Myth Buster: Half of all marriages end in divorce

Statistics show this cartoon is misleading.
There appears to be quite a gloomy view of marriage in our society about marriage, especially considering, as they say, 50 percent of marriage end in divorce.  But, according to livescience.com, this percentage is not even accurate.

The website notes:
It's a common trope: Half of the couples who tie the knot will be untying it before long. In fact, it's true that the divorce rate is about half of the marriage rate, according to the Centers for Disease Control and Prevention. As of 2009, the marriage rate was 6.8 per every 1,000 adults in America, and the divorce rate was 3.6 per 1,000. But simply tallying those numbers doesn't provide a very accurate picture.

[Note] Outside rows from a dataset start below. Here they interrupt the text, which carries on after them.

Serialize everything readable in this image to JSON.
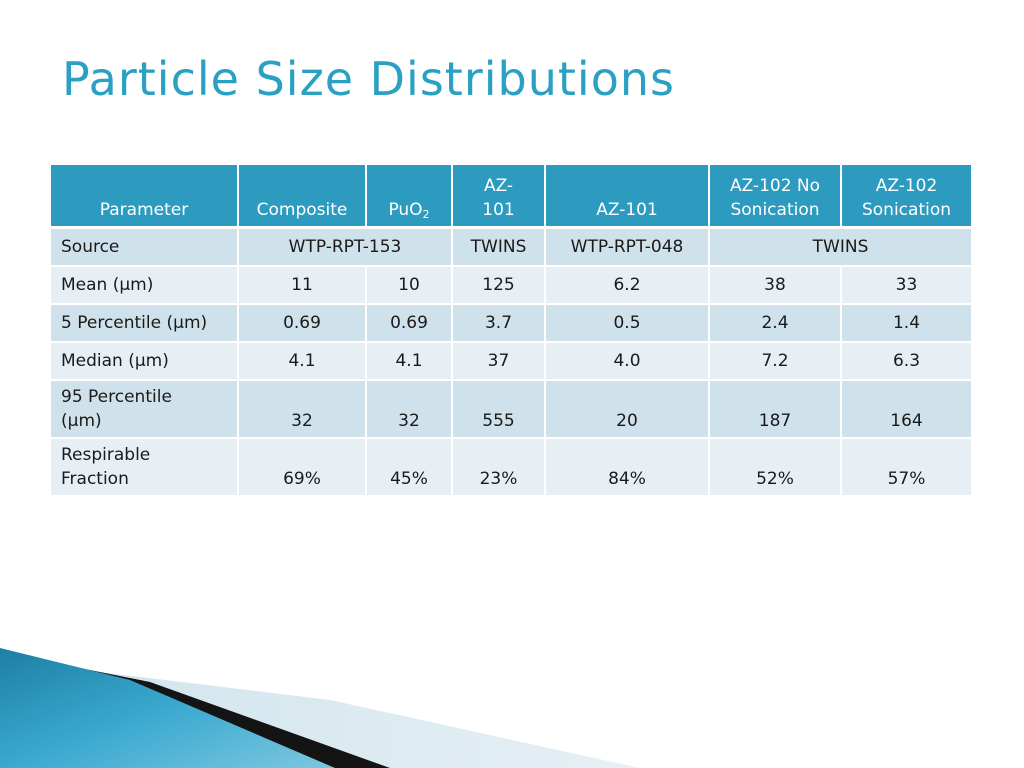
{
  "slide": {
    "title": "Particle Size Distributions"
  },
  "table": {
    "headers": {
      "parameter": "Parameter",
      "composite": "Composite",
      "puo2_base": "PuO",
      "puo2_sub": "2",
      "az101_a_line1": "AZ-",
      "az101_a_line2": "101",
      "az101_b": "AZ-101",
      "az102_no_line1": "AZ-102 No",
      "az102_no_line2": "Sonication",
      "az102_son_line1": "AZ-102",
      "az102_son_line2": "Sonication"
    },
    "rows": {
      "source": {
        "label": "Source",
        "composite_puo2": "WTP-RPT-153",
        "az101_a": "TWINS",
        "az101_b": "WTP-RPT-048",
        "az102": "TWINS"
      },
      "mean": {
        "label": "Mean (µm)",
        "values": [
          "11",
          "10",
          "125",
          "6.2",
          "38",
          "33"
        ]
      },
      "p5": {
        "label": "5 Percentile (µm)",
        "values": [
          "0.69",
          "0.69",
          "3.7",
          "0.5",
          "2.4",
          "1.4"
        ]
      },
      "median": {
        "label": "Median (µm)",
        "values": [
          "4.1",
          "4.1",
          "37",
          "4.0",
          "7.2",
          "6.3"
        ]
      },
      "p95": {
        "label_line1": "95 Percentile",
        "label_line2": "(µm)",
        "values": [
          "32",
          "32",
          "555",
          "20",
          "187",
          "164"
        ]
      },
      "respirable": {
        "label_line1": "Respirable",
        "label_line2": "Fraction",
        "values": [
          "69%",
          "45%",
          "23%",
          "84%",
          "52%",
          "57%"
        ]
      }
    }
  },
  "colors": {
    "title": "#2aa0c2",
    "header_bg": "#2d9bbf",
    "row_dark": "#cfe1ea",
    "row_light": "#e8eff4"
  }
}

That's because the people who are divorcing each year aren't the same ones getting married; the comparison basically stacks up two different generations and equates them as if they're one and the same. Instead, a more revealing way to look at divorce rates is to calculate how many people have ever married and then subsequently divorced. These numbers peg the peak divorce rate, in the 1970s, at about 40 percent. [Marriage & Divorce in America (Infographic)]
The number has declined since, driven by fewer divorces among college-educated men and women, who tend to delay marriage.
So, you see, the divorce rate isn't as high as they say.